A day later, Cuomo appeared at the same Rye Hilton in Westchester, with Silver, Senate Democratic leader John Sampson and most Democratic legislators having already returned to Albany and underscored his differences with his party even as he accepted its gubernatorial nomination. At the end of a recitation of the problems afflicting New Yorkers, he said, "People turned to government because they believe government was going to be there to help.

"The state government that was supposed to be part of the solution," he said, "turned out to be part of the problem. And that is undeniable and irrefutable. As we sit here today, there is still not a state budget that is done. Today's approach requires fiscal prudence, requires competence and performance in government." Though the delegates and galleries cheered Cuomo at times, they sat on their hands when he dissected a government controlled at every level by Democrats. How, after all, can you applaud a litany of your own calamitous and continuing failings, especially coming from the man just chosen as your leader?

The Silver/Cuomo debate may prove more compelling than the one sleepy Rick Lazio promises. If Cuomo's extraordinary poll numbers hold, the tug-of-war between old and new Democrats, yanking the same rope in starkly different directions, may have more to do with shaping state policy than any GOP sideshow.
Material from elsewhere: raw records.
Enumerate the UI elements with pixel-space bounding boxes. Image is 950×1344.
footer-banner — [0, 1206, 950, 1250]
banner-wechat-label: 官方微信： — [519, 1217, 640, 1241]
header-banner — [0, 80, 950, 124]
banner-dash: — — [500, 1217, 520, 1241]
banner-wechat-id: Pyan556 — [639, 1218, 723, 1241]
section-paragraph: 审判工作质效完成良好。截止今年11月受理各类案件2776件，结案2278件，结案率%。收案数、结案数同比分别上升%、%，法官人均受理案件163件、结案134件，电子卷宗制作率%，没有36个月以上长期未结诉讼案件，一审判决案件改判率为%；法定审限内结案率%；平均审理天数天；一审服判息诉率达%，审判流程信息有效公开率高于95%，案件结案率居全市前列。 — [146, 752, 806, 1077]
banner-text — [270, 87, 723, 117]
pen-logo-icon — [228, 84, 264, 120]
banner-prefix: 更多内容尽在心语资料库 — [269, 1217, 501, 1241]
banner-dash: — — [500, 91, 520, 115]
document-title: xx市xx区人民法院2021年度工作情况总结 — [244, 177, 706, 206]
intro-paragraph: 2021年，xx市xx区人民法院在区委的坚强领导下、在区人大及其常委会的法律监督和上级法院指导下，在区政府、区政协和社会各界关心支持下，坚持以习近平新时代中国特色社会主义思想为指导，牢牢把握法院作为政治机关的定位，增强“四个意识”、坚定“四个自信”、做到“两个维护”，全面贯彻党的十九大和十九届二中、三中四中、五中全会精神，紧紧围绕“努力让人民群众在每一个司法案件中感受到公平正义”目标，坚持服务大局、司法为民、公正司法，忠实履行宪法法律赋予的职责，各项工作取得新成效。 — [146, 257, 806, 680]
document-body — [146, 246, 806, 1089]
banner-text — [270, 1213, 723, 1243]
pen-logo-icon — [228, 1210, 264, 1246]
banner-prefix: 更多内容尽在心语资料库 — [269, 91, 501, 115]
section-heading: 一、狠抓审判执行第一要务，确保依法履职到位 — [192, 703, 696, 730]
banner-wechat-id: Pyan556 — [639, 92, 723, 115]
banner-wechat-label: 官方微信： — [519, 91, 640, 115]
As loud as the complaints were for months about Cuomo's protracted policy reticence, it's now Silver and his union allies that have gone silent, offering no response to an unprecedented blueprint that challenges them on ethics, taxes, spending, pensions, and even the legislature's ability to map its own districts.

The State Constitution bars anyone who bets on an election from voting in it, but that doesn't apply to these two forces of nature, neither of whose names will ever appear on a ballot opposite the other. Every insider's dollar is on Silver, who is expected to stall and submarine one proposed reform after another, adopting only the ones he has so diluted that Cuomo will be left with little more than an empty declaration of victory.